Così conclude il nostro Autore. In sede critica non si può non rilevare il grande acume diagnostico che caratterizza il suo testo, cui è difficile non accordare il proprio consenso relativamente alla interpretazione dei più recenti fenomeni bellico-politici mediante il paradigma dell’eccezione. Inoltre, anche alla luce di alcuni suoi testi precedenti, il tema sviluppato da Agamben del rapporto biopolitico tra potere e vita appare estremamente ricco di implicazioni e teoreticamente fecondo. Per converso, la critica a Carl Schmitt, che prende in considerazione principalmente i testi degli anni Venti (La dittatura e Teologia politica) fa emergere la concezione essenzialmente normativistica del diritto da parte del filosofo italiano. Ciò, a parere di chi scrive, è una delle possibili cause dell’estrema indeterminatezza della pars construens finale del suo testo. L’eliminazione del legame violenza-diritto non può infatti che considerarsi un compito utopico, laddove parimenti il significato politico di un diritto confinato nella pura dimensione del Sollen non può che riguardare una città che non ha luogo. La dottrina schmittiana è al contrario sempre attenta alla fattualità concreta del compito dell’ordine politico.

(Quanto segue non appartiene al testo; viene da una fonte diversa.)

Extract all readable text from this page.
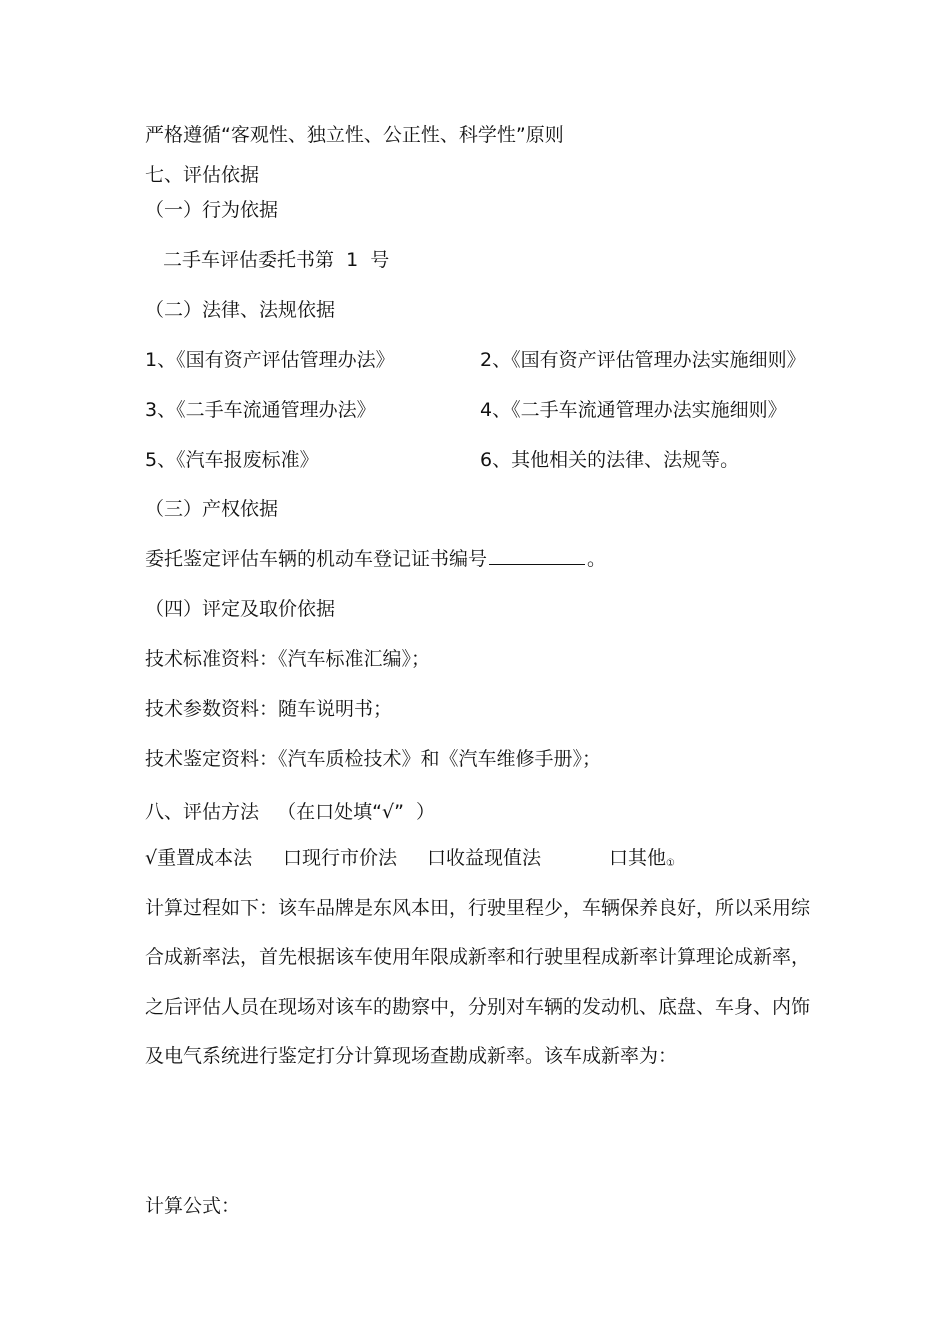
严格遵循“客观性、独立性、公正性、科学性”原则
七、评估依据
（一）行为依据
二手车评估委托书第  1  号
（二）法律、法规依据
1、《国有资产评估管理办法》	2、《国有资产评估管理办法实施细则》
3、《二手车流通管理办法》	4、《二手车流通管理办法实施细则》
5、《汽车报废标准》	6、其他相关的法律、法规等。
（三）产权依据
委托鉴定评估车辆的机动车登记证书编号	。
（四）评定及取价依据
技术标准资料：《汽车标准汇编》；
技术参数资料：随车说明书；
技术鉴定资料：《汽车质检技术》和《汽车维修手册》；
八、评估方法   （在口处填“√”  ）
√重置成本法 口现行市价法 口收益现值法	口其他$_①$
计算过程如下：该车品牌是东风本田，行驶里程少，车辆保养良好，所以采用综
合成新率法，首先根据该车使用年限成新率和行驶里程成新率计算理论成新率，
之后评估人员在现场对该车的勘察中，分别对车辆的发动机、底盘、车身、内饰
及电气系统进行鉴定打分计算现场查勘成新率。该车成新率为：
计算公式：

Pertanto, ha sì tentato di inscrivere la violenza nel diritto, correndo il rischio di esporsi a strumentalizzazioni, ma ciò ha fatto proprio per fuggire a un’opposta deriva, quella che all’intensificazione dell’aspetto normativo del diritto ha visto corrispondere il suo scivolamento nella morale e nella tirannia dei valori: modo esemplare con cui il diritto nega se stesso.

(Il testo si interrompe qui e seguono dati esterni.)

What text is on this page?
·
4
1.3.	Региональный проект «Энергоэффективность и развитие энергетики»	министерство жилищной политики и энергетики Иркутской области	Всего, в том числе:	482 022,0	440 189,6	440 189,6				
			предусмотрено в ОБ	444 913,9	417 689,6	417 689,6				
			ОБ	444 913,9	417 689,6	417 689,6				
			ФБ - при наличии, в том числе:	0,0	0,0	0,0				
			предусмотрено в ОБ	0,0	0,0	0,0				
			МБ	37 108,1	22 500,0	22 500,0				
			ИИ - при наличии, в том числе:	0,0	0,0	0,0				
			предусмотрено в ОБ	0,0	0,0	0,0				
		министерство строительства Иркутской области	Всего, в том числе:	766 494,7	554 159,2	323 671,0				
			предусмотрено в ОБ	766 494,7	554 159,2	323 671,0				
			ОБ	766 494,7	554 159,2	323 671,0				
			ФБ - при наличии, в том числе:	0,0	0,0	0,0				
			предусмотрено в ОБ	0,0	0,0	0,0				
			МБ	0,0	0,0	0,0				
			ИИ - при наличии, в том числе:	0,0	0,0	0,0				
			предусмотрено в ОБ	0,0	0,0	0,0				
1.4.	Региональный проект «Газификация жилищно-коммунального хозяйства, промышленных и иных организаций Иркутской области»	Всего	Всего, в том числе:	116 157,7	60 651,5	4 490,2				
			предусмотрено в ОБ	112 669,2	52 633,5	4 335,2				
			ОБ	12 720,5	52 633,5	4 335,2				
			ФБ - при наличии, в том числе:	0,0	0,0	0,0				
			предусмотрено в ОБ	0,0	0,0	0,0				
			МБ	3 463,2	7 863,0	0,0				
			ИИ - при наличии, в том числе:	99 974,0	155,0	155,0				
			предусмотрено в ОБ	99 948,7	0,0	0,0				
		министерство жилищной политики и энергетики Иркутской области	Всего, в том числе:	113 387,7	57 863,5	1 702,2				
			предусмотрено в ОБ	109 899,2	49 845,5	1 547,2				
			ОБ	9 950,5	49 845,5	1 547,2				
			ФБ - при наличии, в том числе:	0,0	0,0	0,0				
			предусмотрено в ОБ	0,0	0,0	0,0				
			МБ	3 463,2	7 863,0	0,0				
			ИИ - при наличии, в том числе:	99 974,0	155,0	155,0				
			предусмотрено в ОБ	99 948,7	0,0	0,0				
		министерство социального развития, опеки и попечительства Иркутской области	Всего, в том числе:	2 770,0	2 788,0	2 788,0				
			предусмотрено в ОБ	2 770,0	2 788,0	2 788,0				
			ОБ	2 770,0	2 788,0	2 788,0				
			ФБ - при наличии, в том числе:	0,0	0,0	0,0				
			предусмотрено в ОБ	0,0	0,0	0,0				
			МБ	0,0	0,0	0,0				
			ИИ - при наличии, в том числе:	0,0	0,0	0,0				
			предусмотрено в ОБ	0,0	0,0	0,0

Viceversa, Schmitt ha più volte sottolineato come la violenza bellica avesse trovato una grande forma di limitazione e umanizzazione nell’impresa giuridica del razionalismo europeo, forse grazie proprio al riconoscimento di un nesso violenza-diritto in grado di porre il secondo nelle condizioni di agire in senso limitativo e lenitivo sulla prima (jus in bello). Di qui la possibilità della costruzione e della difesa della categoria di justus hostis: un tema che va esteso ben oltre il campo del diritto internazionale, perché la sua logica vale altrettanto in quello interno, sussistendo per entrambi la dimensione originariamente politica del rapporto amico-nemico e la funzione dell’ordine istituzionale orientata a contenere il conflitto dentro limiti accettabili. Adottando questo criterio schmittiano è possibile avanzare un’altra interpretazione di quegli stessi eventi del panorama politico contemporaneo che ha citato Agamben. Si tratta della previsione della crescente intensificazione e disumanizzazione della guerra da attribuirsi alla sempre più arrogante esibizione di una justa causa (libertà, diritti umani etc.) al fine di scavalcare gli ostacoli giuridico-politici che si frappongono alle varie strategie dei soggetti di politica interna e internazionale. Ciò andrebbe eventualmente affiancato al paradigma dell’eccezionalità di Agamben. Le due interpretazioni non si escludono necessariamente. Ma la prima ha il pregio di consentire sotto il profilo teoretico di mantenere le categorie di decisione e di nemico; ovvero un’ermeneutica forte del fatto politico, capace di opporre alla “macchina letale” del potere non solo la non-violenza di una petitio principii ma una prassi efficace e delle significative controforze.